Liam Earley and Harrison Mazur

What is Astrocytoma?

Astrocytoma is a common type of brain cancer. Astrocytes are a type of cell in the brain that act as supportive tissue- that is, they support the other brain cells by providing structure and nourishment. Astrocytoma is the name for a cancer made up of cells that were originally astrocytes.

What are the symptoms?

Astrocytoma can manifest itself in many different ways. Symptoms vary depending upon the severity and location of the tumor. Common symptoms include nausea, headaches, and dizziness. Astrocytoma can also affect the Brain's activity and result in behavioral changes and changes in personality. Astrocytoma can turn you into a different person- which is, in my opinion, one of the most frightening things about this disease.

Examples of astrocytoma

The Most Common Type of Brain Cancer

How Prevalent is it?

Astrocytoma is one of the most common types of Brain tumor. Statistics on its prevalence vary widely, but it is estimated that they make up approximately 29-30% of all brain tumors. Approximately 829.5 Americans out of every 100,000 have a threatening brain tumor. 8.2 out of every 100,000 is diagnosed every year, and 13,000 americans die every year from brain tumors. Brain cancer is slightly more common in men, with men having about 55% of cases.

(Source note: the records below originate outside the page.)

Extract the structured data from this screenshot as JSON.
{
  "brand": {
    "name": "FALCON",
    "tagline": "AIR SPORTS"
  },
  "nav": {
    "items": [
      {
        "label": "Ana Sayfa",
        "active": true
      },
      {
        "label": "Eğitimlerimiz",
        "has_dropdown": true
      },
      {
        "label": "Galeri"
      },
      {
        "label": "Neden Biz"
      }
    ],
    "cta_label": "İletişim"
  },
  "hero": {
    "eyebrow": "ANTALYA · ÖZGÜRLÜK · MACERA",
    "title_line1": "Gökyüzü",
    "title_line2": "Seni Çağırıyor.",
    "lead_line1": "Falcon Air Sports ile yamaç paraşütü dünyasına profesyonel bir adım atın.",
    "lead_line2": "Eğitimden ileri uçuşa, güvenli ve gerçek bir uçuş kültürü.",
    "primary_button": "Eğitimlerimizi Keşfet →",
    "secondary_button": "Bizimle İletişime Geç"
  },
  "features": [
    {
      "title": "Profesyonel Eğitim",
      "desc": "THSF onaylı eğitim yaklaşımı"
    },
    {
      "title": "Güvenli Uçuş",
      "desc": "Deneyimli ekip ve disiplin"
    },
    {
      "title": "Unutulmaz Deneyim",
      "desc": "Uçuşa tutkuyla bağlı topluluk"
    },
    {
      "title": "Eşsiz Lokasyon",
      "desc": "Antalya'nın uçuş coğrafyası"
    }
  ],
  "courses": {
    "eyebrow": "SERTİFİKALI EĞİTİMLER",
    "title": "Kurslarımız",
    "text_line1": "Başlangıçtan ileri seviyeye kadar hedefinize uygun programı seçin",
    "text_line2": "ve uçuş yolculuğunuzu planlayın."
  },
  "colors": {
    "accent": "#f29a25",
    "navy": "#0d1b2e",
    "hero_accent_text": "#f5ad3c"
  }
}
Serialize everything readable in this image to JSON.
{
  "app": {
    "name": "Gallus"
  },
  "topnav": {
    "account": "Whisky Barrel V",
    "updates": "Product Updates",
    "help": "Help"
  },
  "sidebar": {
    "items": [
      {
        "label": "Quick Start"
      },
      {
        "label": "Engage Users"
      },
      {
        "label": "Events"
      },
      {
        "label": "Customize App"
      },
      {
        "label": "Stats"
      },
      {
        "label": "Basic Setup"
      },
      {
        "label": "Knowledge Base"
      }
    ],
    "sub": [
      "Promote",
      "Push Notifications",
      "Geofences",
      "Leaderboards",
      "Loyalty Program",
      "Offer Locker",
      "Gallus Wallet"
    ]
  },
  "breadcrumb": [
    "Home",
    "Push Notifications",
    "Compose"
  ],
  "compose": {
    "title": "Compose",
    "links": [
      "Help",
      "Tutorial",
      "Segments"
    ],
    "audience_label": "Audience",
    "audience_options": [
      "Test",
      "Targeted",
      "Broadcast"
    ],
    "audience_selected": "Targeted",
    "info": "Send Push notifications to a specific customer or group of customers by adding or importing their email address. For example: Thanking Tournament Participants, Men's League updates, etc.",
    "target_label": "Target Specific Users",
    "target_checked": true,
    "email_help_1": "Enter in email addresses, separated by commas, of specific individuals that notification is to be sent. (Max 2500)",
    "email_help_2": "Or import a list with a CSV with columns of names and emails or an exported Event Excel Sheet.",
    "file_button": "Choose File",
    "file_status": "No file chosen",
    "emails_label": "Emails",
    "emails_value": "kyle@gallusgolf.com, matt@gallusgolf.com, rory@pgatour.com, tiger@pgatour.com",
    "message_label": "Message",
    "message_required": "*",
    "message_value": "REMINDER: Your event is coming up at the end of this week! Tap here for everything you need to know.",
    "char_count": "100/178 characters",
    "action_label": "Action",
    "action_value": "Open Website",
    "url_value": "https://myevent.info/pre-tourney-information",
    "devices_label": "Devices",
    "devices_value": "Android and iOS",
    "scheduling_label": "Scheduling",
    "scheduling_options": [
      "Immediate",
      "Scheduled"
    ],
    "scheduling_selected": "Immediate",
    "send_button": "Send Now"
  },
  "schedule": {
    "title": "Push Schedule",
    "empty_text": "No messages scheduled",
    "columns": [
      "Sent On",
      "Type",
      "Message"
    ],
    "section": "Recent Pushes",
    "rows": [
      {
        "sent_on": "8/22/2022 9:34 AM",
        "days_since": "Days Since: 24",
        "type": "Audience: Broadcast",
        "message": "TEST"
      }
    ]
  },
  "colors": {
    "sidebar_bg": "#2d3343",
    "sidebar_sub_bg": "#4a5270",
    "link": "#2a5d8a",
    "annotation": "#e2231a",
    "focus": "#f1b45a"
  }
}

How do we diagnose astrocytoma?

Astrocytomas are diagnosed with both physical and and non-physical methods.

For example, the most common physical methods are:

  • Biopsy
  • Craniotomy

The most common imaging technology is:

  • MRI
  • CT Scan

What Are the Possible Causes of Astrocytoma?

Like many brain tumors, the cause of Astrocytoma is unknown. Possible causes include:

  • A change in a gene
  • Exposure to radiation
  • environmental factors

Are Treatments Really Treatments?

It has been actually proven that the radiation used to treat a tumor can actually cause secondary tumors to appear. So, are treatments really treatments?

What Happens at the Cellular and Molecular Level?

As mentioned previously, a change in genes is thought to be the main factor for causing astrocytoma. But what actually happens on a cellular and molecular level?

On the cellular level, like all cancers, astrocytoma occurs when 1 cell mutates, causing it, for some reason or another, to divide too fast. This causes a growing mass of mutated cells that are rapidly dividing. This is a tumor.

Astrocytoma has no 1 factor that causes it. However, 2 large possibilities for causes of astrocytoma are the protein SPAG9 and the p53 gene.

SPAG9 is a protein involved in the synthesis of protein. In 2013, a group of chinese researchers discovered that SPAG9 has a strong correlation with astrocytoma. SPAG9 was found in 60% of the observed tumors, while normally not being found in astrocytes. When SPAG9 was depleted in astrocytoma cells, growth was inhibited. This is fairly strong evidence for SPAG9 being related to astrocytoma.

P53 is another possible contributing factor to astrocytoma. P53 is a gene that is involved in cell division, as well as protecting and repairing DNA. In 1/3 of astrocytomas, p53 is altered or removed entirely. This points to p53 being a key defense against astrocytoma, and if it mutates, that will increase the likelihood of astrocytoma developing.

Histopathology Brain--Astrocytoma

What Are the treatments and/or cures?

A treatment for astrocytoma can vary based on the size and location of the tumor. An astrocytoma moves very quickly, out like spiderwebs. The movement can be slowed with certain molecules, which helps in treatment. There are no cures to date, but some common treatments are:

  • surgery
  • radiation treatment

chemotherapy can follow surgery in treating the tumor.